Оставалось действовать по четвертому варианту: лавочка у подъезда. На лавочку претендентов не находилось.

Поставив пакет на скамейку, потоптавшись на месте, оглядевшись по сторонам, представив на скамейке себя… ну, что я буду сидеть здесь, как дурак? В общем, оставил пакет.


Ленинский проспект стоял в обе стороны: те, кто стремился из центра куда-то на юго-запад, и те, кто двигался в центр, – томились в сизом дыму выхлопных газов. Наверное, сверху крыши машин поблескивают, как змеиная чешуя. Нервные сигналили небесам, пытаясь изменить свою участь; высовывались из окон автомобилей, в надежде увидеть конец проклятью; их проклятья терзали слух. Восьмиполосная гидра прижата к земле. Для полного соответствия с гербом Москвы не хватало Георгия Победоносца, пронзающего змею копьем. Удар копья, – примерно тысяча тонн в тротиловом эквиваленте, – и груды искореженного металла дымятся на лице земли; всегда прекрасном. В такой духоте, в такой тесноте, возможно самое примитивное развитие образа. Избави Бог! Год назад кто-то оставил 412-й «Москвич» возле пятого подъезда; на переднем сиденье развалюхи лежал плотный целлофановый кулек, из которого торчали какие-то провода. Первой забила тревогу Зинаида Петровна, – наш подъезд, шестой. Вызвала милицию. Стали искать владельца автотранспортного средства, не нашли; пробили номера через компьютер: ситуация не прояснилась. Приехали саперы; милиция оцепила двор. Во избежание дальнейшего риска, кулек с предполагаемой адской машинкой внутри решили уничтожить. Что и сделали. Останки пакета забрали на экспертизу. Когда зеваки покинули проемы окон, а участковый, составив акт, ушел по долгу службы, – вернулся хозяин «Москвича»: увидев решето на месте своего любимца, владелец груды металлолома вызвал милицию. Милиция не приехала.

Смешно. Никакой связи с Георгием Победоносцем. На притчу не тянет, на просьбу оставить все как есть – тем более. И все-таки это просьба.

Судьбою я болен, судьбой, общей, на всех одной: выпивающей реки, строящей города, – сказал на восемьдесят четвертом году жизни поэт. – В голове города. По жилам течет вода.

Если сотни людей в один прекрасный момент представят удар копья, – что останется от них?

Я вспомнил чрево, полное конфет; представил, как его взорвут. Не таять карамелькам во рту, не радовать собой, не знать общей судьбы, растворяясь в желудке. Будет хлопок, из водяной пушки, под самым окном бабы Зины; и ничего; никакого прощального взмаха – фантики не взметнутся ввысь. Маленький конец света. Без жертв.

Я шел, обгоняя автомобили, и это было противоестественно, как книги, бережно разложенные на газетке, вдоль тротуара; как поэт, на восемьдесят четвертом году жизни распродающий собственную библиотеку; как стихи.

– Добрый день, Артур Анатольевич! Что нового на коммерческом фронте? – Делаю легкий поклон. Сюда бы трость с котелком (чуть приподнять котелок) и перчатки.

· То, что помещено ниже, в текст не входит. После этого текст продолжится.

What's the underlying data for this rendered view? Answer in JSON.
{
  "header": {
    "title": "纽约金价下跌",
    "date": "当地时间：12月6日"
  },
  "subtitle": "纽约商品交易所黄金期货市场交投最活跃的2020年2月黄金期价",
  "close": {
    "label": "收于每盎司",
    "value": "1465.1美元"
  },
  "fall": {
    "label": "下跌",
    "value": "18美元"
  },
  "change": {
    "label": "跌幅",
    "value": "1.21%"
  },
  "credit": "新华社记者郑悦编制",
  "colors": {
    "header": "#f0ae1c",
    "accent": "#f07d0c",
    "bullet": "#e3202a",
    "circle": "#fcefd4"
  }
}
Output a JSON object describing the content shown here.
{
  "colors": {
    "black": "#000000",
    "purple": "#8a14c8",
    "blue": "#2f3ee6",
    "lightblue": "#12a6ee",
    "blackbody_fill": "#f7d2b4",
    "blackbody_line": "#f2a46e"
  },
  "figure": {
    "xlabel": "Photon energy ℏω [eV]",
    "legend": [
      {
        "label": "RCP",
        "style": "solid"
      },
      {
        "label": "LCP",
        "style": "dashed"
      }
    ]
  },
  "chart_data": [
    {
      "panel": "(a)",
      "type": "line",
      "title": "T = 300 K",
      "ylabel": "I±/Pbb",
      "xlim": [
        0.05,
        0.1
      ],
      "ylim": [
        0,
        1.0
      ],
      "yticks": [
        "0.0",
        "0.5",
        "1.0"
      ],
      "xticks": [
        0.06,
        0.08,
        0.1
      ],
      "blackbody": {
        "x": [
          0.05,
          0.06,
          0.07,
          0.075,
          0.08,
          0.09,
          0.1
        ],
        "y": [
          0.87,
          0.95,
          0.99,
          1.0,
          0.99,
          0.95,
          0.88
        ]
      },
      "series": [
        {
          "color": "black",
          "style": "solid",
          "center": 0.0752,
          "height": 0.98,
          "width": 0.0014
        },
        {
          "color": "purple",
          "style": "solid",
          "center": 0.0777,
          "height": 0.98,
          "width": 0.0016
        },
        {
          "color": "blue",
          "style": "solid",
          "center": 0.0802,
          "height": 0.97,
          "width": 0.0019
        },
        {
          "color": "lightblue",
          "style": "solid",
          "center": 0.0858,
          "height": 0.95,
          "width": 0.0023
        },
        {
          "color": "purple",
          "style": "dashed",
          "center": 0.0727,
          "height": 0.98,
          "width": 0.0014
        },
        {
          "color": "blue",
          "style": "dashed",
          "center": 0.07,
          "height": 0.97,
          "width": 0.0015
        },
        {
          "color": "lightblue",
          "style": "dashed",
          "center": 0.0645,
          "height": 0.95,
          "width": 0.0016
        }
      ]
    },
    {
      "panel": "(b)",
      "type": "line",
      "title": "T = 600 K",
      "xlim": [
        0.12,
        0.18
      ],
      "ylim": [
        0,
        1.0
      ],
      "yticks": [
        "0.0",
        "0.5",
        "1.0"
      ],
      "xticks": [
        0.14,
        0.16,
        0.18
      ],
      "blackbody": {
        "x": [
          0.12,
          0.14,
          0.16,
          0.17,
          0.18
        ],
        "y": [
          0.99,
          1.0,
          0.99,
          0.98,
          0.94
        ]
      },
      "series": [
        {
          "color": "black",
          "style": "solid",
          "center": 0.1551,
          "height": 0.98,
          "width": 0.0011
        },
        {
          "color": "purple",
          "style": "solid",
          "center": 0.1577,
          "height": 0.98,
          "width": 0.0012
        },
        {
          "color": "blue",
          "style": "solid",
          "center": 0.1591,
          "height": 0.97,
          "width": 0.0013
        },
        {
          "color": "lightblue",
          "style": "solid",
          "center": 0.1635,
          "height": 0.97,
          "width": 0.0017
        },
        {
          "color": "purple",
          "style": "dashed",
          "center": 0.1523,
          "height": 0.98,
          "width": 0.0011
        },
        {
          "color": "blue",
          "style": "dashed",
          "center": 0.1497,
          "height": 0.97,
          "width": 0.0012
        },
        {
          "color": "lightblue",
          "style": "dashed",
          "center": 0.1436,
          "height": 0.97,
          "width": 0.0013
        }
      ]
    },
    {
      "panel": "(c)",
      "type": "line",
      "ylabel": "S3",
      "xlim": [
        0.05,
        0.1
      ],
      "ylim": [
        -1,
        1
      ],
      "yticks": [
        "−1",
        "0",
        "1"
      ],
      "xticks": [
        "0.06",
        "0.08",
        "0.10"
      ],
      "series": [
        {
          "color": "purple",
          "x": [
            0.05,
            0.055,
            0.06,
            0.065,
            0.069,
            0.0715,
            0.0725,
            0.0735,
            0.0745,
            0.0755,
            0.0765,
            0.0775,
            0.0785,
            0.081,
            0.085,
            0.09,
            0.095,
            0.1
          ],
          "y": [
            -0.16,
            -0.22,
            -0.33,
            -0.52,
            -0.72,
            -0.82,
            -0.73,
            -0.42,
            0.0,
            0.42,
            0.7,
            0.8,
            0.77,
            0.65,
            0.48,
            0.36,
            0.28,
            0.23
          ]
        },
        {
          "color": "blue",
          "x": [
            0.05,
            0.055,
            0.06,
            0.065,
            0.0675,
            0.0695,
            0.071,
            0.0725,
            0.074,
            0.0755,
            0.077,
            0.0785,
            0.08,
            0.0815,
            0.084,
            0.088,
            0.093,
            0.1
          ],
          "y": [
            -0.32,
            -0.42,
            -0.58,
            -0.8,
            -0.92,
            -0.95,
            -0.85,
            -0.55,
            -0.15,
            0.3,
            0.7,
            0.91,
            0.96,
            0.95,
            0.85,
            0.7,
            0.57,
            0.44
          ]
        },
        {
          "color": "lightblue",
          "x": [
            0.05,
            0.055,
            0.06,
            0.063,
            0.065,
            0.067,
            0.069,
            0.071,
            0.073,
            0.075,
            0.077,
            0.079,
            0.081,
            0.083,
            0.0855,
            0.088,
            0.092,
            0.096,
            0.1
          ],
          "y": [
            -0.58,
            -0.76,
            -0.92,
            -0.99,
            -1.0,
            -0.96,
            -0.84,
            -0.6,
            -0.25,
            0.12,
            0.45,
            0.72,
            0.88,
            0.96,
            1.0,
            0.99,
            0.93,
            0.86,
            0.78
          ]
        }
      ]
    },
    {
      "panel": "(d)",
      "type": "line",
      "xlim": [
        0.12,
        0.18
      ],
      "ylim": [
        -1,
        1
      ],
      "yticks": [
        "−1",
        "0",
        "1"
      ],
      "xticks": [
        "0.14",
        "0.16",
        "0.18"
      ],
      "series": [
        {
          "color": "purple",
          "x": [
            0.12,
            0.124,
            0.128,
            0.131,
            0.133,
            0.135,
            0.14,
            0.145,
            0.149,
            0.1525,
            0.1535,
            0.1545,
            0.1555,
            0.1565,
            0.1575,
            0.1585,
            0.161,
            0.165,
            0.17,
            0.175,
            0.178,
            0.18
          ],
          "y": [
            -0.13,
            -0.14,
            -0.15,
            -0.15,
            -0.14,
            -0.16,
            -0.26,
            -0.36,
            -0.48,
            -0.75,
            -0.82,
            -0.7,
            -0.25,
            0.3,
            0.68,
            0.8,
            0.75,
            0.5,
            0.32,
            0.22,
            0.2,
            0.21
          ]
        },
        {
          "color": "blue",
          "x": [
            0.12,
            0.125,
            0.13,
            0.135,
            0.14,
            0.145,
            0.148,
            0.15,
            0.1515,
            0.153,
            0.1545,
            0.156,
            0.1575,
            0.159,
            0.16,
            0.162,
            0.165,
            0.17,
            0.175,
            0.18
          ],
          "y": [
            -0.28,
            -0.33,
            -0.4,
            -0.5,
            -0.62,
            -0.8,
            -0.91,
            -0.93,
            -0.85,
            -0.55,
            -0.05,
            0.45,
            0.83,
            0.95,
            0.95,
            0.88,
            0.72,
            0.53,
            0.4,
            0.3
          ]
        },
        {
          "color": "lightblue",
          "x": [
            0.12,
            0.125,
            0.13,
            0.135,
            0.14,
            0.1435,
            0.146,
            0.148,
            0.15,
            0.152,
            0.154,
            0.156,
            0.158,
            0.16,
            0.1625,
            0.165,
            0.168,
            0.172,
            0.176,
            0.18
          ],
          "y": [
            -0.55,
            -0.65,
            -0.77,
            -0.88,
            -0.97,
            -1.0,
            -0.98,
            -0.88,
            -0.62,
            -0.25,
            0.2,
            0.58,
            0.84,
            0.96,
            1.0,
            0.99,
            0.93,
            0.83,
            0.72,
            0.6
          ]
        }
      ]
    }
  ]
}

– Не жалует нас генерал Маммона, – буркнул старик. – Бросает пехоту на пулеметы, а сам военными парадами командует.

Плевать поэту на красоту ритуала (о парадах), на воображаемые реверансы (о котелке; или наоборот). Я улыбнулся:

– Угощайтесь, – предложил сигарету. Старик отказался:

– Хотя бы одну трехлинейку на взвод выдавали, как в сорок первом.

– Прошу, – проявляю настойчивость в оказании небольшой гуманитарной помощи. – Вы и без трехлинейки как с трехлинейкой.

– Вы мне трехлинейкой не тычьте, – деда заклинило, словно затвор винтовки, – я не в плену!

– Артур Анатольевич, при чем тут трехлинейка? Это я в плену (стереотипов? предрассудков? покрова Майи?) … в плену вашего таланта. – Стою как дурак с протянутой рукой. – Богом прошу!